The authorities set out three categories — banned, restricted and encouraged — outlawing investments in gambling and sex industries, while backing companies to support the nation’s ambitious “Belt and Road” initiative backed by President Xi Jinping, the State Council said in a statement Friday. Property, hotel, film, entertainment and sports investments will now be subject to restrictions, the statement said.
“Profound changes are taking place in international and domestic situations, and Chinese enterprises face not just relatively good opportunities but also various risks and challenges in overseas investments,” the State Council, China’s cabinet, said in the statement.
China has embarked on a drive to reduce leverage in financial markets and snuff out systemic risks ahead of a Communist Party leadership transition later this year, while remaining vigilant for accelerated capital outflows that threaten to weaken the nation’s currency. Some of the country’s most aggressive dealmakers — Anbang Insurance Group Co., Fosun International Ltd., Dalian Wanda Group Co. and HNA Group Co. — have already been the target of government pressure to scale back their foreign activities.
“This is the state saying we want better say over where China’s resources are going abroad,” said Andrew Polk, co-founder of research firm Trivium China in Beijing. “We didn’t have a clear accounting of this before, but we could piece it all together from what was said by various elements of the government. Now it’s de jure policy while previously it was de facto policy.”

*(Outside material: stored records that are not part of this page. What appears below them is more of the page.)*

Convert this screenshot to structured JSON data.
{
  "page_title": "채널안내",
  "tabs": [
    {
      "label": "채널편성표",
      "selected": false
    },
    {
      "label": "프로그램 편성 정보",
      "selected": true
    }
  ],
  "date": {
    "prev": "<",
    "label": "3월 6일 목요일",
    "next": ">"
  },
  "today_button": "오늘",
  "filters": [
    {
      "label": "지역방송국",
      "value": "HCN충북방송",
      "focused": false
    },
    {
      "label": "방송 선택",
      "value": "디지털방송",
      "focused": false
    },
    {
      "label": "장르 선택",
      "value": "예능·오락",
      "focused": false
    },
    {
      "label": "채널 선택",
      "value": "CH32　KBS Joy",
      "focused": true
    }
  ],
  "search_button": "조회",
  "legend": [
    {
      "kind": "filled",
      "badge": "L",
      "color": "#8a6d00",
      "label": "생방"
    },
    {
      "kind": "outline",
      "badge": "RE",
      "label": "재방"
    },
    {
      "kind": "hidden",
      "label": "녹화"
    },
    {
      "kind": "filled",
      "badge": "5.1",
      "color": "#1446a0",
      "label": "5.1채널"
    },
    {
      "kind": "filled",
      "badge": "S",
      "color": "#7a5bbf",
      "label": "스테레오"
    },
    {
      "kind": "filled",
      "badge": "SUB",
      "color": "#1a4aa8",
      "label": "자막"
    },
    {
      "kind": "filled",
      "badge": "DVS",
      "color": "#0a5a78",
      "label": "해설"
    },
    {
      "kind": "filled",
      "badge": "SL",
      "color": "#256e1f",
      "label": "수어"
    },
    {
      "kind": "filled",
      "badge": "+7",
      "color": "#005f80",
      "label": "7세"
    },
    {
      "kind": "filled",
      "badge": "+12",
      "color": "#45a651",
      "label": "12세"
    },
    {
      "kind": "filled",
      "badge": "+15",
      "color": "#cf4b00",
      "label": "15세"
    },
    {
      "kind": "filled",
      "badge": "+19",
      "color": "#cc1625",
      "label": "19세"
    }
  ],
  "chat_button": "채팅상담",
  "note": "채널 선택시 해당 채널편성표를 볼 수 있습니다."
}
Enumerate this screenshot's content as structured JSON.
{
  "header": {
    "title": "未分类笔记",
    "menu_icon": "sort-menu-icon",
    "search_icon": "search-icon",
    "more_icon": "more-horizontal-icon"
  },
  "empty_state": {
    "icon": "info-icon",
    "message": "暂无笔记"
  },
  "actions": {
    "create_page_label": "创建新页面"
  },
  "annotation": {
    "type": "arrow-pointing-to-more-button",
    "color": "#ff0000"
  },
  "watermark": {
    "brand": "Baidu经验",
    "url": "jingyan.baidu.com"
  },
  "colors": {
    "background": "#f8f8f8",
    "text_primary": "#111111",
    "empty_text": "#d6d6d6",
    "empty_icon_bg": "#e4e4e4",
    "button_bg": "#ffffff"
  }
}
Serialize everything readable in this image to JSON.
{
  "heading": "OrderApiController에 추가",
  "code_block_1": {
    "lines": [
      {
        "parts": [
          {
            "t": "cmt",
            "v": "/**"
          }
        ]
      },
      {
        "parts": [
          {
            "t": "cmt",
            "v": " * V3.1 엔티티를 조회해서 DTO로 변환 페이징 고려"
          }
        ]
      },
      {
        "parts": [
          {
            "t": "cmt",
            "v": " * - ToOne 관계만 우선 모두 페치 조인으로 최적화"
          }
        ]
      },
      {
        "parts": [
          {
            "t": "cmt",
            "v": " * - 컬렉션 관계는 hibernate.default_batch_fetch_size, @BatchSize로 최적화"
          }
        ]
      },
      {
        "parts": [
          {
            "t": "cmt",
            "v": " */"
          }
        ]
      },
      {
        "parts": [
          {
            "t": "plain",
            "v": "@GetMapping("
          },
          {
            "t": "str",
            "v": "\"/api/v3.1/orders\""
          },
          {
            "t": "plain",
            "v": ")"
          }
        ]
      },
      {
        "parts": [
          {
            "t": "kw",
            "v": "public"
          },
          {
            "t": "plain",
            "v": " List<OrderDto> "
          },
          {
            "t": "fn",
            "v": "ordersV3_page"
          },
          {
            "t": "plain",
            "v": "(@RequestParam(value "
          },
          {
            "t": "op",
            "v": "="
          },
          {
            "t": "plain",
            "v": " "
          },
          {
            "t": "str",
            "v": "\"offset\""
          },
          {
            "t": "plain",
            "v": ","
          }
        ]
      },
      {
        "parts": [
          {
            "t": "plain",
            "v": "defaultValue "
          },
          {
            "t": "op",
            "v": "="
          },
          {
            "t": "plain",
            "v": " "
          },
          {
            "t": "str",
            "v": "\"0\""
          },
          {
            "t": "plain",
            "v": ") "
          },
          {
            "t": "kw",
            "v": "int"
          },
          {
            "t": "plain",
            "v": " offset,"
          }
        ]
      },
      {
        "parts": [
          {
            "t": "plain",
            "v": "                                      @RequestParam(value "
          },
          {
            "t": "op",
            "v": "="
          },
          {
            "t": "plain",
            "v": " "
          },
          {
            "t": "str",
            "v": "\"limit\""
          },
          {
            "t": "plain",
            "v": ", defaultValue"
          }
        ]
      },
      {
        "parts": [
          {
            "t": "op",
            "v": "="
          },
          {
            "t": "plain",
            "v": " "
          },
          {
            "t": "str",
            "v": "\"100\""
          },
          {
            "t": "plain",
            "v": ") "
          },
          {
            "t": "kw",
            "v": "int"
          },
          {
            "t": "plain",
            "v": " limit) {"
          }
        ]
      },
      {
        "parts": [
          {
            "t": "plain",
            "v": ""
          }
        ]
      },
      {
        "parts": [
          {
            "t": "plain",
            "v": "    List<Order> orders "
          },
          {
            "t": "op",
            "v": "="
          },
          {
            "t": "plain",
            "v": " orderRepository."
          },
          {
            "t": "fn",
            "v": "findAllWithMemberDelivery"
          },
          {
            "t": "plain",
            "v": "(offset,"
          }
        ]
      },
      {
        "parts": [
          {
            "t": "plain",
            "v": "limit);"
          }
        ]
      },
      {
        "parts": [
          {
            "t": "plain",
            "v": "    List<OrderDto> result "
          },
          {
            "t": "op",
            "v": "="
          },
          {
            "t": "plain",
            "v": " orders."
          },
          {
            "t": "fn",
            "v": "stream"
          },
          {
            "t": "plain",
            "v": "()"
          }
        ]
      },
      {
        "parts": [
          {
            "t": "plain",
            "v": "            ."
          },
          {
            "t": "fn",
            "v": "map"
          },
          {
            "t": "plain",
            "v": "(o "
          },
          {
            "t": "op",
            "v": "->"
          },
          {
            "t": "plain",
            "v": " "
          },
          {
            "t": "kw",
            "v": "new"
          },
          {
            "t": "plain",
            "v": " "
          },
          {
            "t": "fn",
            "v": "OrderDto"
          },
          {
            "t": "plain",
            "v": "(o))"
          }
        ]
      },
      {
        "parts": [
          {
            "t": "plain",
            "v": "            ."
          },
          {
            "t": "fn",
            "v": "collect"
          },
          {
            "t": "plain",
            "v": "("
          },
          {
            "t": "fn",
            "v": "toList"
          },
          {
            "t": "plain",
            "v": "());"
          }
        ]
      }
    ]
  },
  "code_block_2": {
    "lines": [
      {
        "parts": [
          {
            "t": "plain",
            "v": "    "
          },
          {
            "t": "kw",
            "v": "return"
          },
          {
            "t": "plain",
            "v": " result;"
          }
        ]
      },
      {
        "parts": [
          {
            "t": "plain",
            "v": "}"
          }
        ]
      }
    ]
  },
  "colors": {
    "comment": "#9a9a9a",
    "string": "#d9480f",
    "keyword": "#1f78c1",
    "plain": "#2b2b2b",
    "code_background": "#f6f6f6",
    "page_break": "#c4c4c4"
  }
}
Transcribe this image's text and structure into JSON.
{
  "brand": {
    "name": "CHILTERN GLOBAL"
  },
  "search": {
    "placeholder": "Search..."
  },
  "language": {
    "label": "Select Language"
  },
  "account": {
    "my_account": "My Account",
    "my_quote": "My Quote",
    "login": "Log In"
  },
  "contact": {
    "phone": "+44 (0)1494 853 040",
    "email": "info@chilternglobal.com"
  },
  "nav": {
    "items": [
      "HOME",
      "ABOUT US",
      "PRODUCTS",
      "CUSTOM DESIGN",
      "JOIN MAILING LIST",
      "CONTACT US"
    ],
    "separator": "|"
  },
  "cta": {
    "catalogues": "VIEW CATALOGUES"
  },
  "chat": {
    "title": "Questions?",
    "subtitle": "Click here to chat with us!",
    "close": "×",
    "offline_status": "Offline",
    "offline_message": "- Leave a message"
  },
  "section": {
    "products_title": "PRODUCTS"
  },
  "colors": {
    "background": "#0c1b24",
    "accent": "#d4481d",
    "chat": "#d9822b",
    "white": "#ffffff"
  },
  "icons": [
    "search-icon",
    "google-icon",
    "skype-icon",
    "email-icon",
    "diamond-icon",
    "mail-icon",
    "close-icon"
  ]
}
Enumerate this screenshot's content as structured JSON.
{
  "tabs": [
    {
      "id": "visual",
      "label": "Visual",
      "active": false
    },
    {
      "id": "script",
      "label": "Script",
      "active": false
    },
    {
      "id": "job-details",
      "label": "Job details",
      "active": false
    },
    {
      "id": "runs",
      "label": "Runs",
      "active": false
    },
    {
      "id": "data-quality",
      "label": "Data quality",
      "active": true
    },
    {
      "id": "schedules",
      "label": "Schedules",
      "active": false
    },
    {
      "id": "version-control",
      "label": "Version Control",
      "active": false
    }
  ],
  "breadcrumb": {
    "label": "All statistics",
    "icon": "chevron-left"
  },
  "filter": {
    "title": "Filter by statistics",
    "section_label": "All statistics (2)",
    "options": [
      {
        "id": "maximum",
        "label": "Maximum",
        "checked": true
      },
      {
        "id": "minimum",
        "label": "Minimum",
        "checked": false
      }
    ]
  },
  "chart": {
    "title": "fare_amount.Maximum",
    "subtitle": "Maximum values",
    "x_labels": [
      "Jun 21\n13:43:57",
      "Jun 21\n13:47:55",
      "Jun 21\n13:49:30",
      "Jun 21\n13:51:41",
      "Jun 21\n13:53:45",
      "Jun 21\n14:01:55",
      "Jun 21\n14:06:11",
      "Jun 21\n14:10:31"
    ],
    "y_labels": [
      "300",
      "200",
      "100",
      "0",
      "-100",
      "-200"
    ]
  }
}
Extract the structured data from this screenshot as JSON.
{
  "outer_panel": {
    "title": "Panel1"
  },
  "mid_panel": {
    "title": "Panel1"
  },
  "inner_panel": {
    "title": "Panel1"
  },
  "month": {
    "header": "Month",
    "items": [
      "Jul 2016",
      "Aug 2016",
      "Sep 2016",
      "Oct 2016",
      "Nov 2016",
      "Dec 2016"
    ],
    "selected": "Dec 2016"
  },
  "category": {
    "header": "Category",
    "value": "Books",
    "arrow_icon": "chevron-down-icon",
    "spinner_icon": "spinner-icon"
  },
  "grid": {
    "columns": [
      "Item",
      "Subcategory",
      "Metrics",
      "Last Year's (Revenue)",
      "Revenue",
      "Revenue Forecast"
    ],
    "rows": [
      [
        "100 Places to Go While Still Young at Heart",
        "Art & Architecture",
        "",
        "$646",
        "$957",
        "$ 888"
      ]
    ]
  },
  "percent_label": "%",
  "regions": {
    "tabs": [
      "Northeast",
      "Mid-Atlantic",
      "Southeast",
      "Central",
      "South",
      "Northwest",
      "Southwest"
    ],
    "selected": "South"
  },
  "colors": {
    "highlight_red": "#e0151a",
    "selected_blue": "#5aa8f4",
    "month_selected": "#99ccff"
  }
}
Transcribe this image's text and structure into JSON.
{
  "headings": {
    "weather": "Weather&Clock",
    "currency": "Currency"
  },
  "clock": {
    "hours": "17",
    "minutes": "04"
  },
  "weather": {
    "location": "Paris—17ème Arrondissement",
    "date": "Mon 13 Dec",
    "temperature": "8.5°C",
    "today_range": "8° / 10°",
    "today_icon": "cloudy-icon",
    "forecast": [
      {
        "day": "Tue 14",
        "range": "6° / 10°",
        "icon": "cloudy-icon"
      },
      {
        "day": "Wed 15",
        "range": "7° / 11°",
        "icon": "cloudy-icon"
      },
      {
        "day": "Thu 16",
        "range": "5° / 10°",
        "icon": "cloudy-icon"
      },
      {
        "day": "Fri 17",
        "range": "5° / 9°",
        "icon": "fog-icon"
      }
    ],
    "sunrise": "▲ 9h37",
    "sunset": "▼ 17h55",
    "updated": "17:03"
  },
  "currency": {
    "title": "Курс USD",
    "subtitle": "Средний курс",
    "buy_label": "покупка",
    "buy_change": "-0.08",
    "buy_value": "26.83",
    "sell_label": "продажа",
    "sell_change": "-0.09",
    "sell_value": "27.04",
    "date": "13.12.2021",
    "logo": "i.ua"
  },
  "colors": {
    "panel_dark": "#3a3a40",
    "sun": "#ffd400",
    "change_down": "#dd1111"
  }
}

The People’s Bank of China imposed controls as the amount of money flowing out last year topped $816 billion, according to data compiled by Bloomberg, with Macau casinos considered a primary route used by private citizens and corrupt government officials alike. In the presence of controls, China’s capital account and foreign exchange reserves have stabilized this year.
That said, officials are wary that business activity could undermine the stability of the capital account, as well as introduce risks into the banking sector. The banking regulator this year asked lenders to provide loan information on the country’s top deal-making companies, and is examining examples of acquisitions gone awry by those firms to assess potential risks to the financial sector, people familiar with the matter said.